本来なら、天使と敵対している種族の頂点に君臨している私は、敵と見なされると思うのですが、可笑しなほどの歓迎ムード、今アリエルさん達の上官のいる部屋まで、歩いて行くみたいなんですけど、行く先々で出会う天使すべてが例外なく、私に対して笑顔で手を振っている。何と無く手を振り返すと、キャーと黄色い悲鳴を上げて、嬉しそうな顔をしている。
何故?
誘拐されたら、そこは天国でした。
言葉だけなら、結構シャレにならないですよね。自分で考えたことだけど、この先に何が起きるのかまったく予想できず、思っていたより自分の思考回路は、混乱しているみたいだった。

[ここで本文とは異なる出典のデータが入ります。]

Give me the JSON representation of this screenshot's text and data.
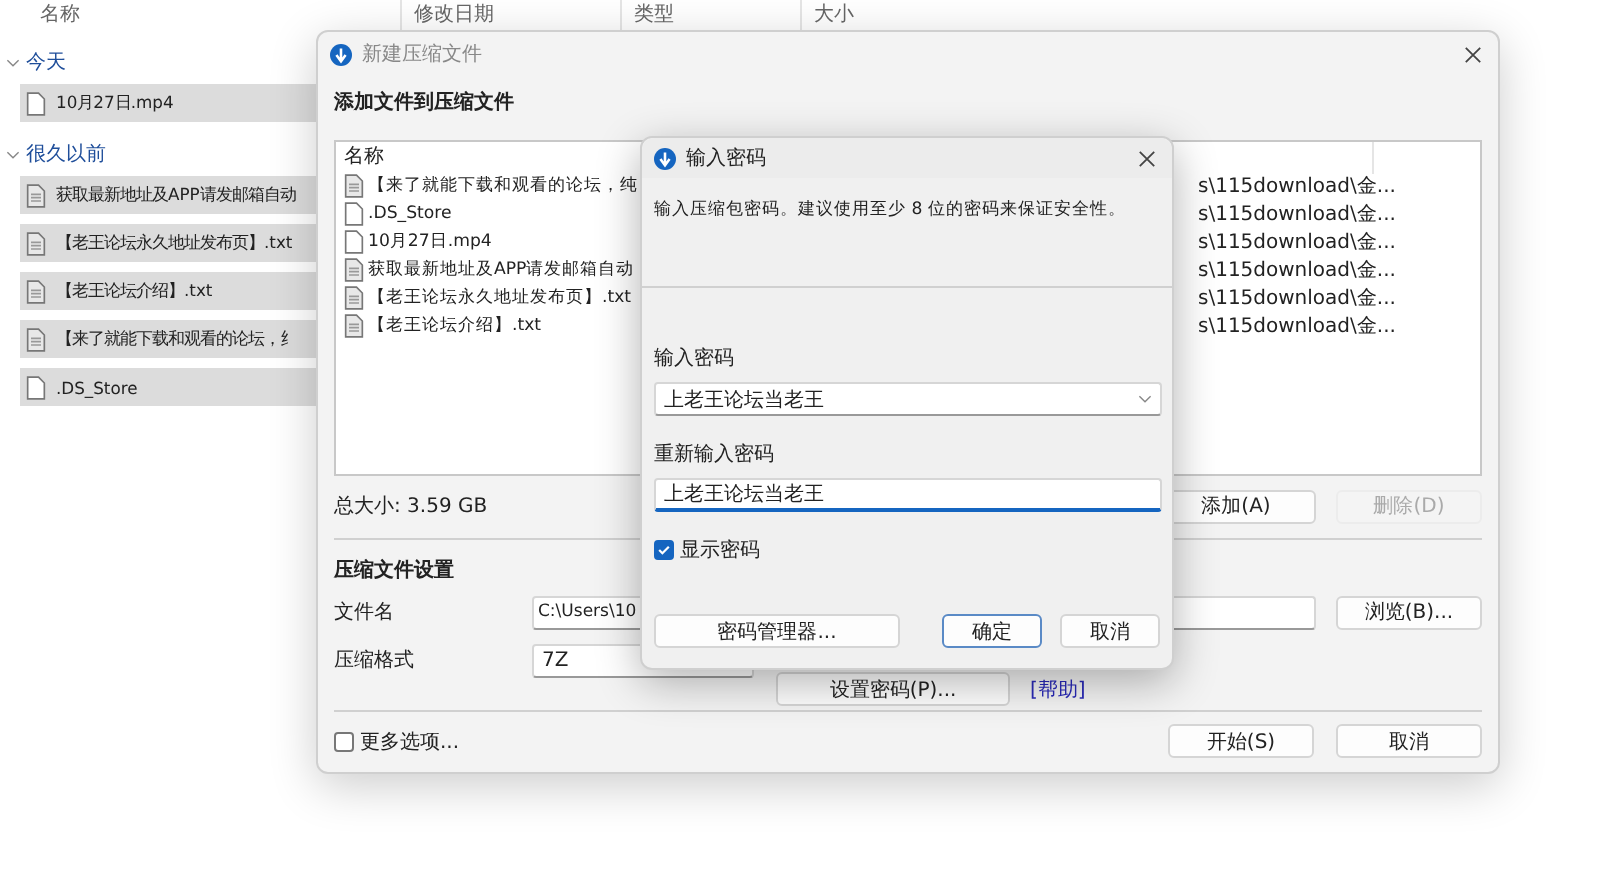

「着いたぞ。ここに上官であるミカエル様がいらっしゃる。終わったら迎えに来るからな。」
そう言うと、アリエルさんは名残惜しそうに私を眺めてから、ラファエルさんに引きずられるように消えていった。ドアに手をかけようとして、そして引っ込めるの繰り返しだった。
自分が暮らしていた魔界が、真っ黒な場所だったせいなのか、煌びやかなこの空間が苦手だと思っていた。周りを見ると、広々とした空間に、真っ白な壁に、金や銀の他に青や赤と言った宝石が装飾されている。
金色に輝くドアノブを回しながら、これ一体いくら位するんだろう。と場違いなことを考えながら、私はドアを開けた。
「あら、いらっしゃい、可愛らしい幼子。」
そう言って、ほほ笑む女神様がいました。
足元まで伸びている長い金色の髪に、まるで宝石のような青い瞳、それに加え凄く美人な顔立ちをしている。肌なんて、透き通るような真っ白な色。自分が見られるのが恥ずかしくなって、ドアを閉めようとした。
「あらあら、そんなに恥ずかしがらなくてもいいのに。」
私がドアを開けようとしても、ドアはびくともしなかった。さっきは簡単に開いたのに、それにこのドア鍵穴なんてついてない!?
私が驚いている間に女神さまは、すぐ傍まで迫ってきていた。
「幼子、こちらにお出でなさいな。」
フワリと女神さまに抱きしめられた。突然の事に驚きに硬直した。
「別に、取って食おうだなんて、野蛮なことを考えているわけじゃないのよ。」
女神さまは、可笑しそうにクスクスと笑っていた。そして軽く人差し指を私の目の前に出してきて、
「私の事は、みっちゃんとでも呼んでくださいな。」
思いの外フレンドリーにそう言ってきたのでした。まさかのみっちゃん呼び!?
「さあ!」
あまりにもまぶしい笑顔で嬉しそうに待ち構えていたので、私は思わず絞り出すような音量で言った。
「み、みっちゃん?」
「はい!」
そう言って、ギュムリとまた抱きしめられたのでした。そもそも、私は何でここに居るんでしたっけ?今の私は本気でここにいる理由をど忘れしていた。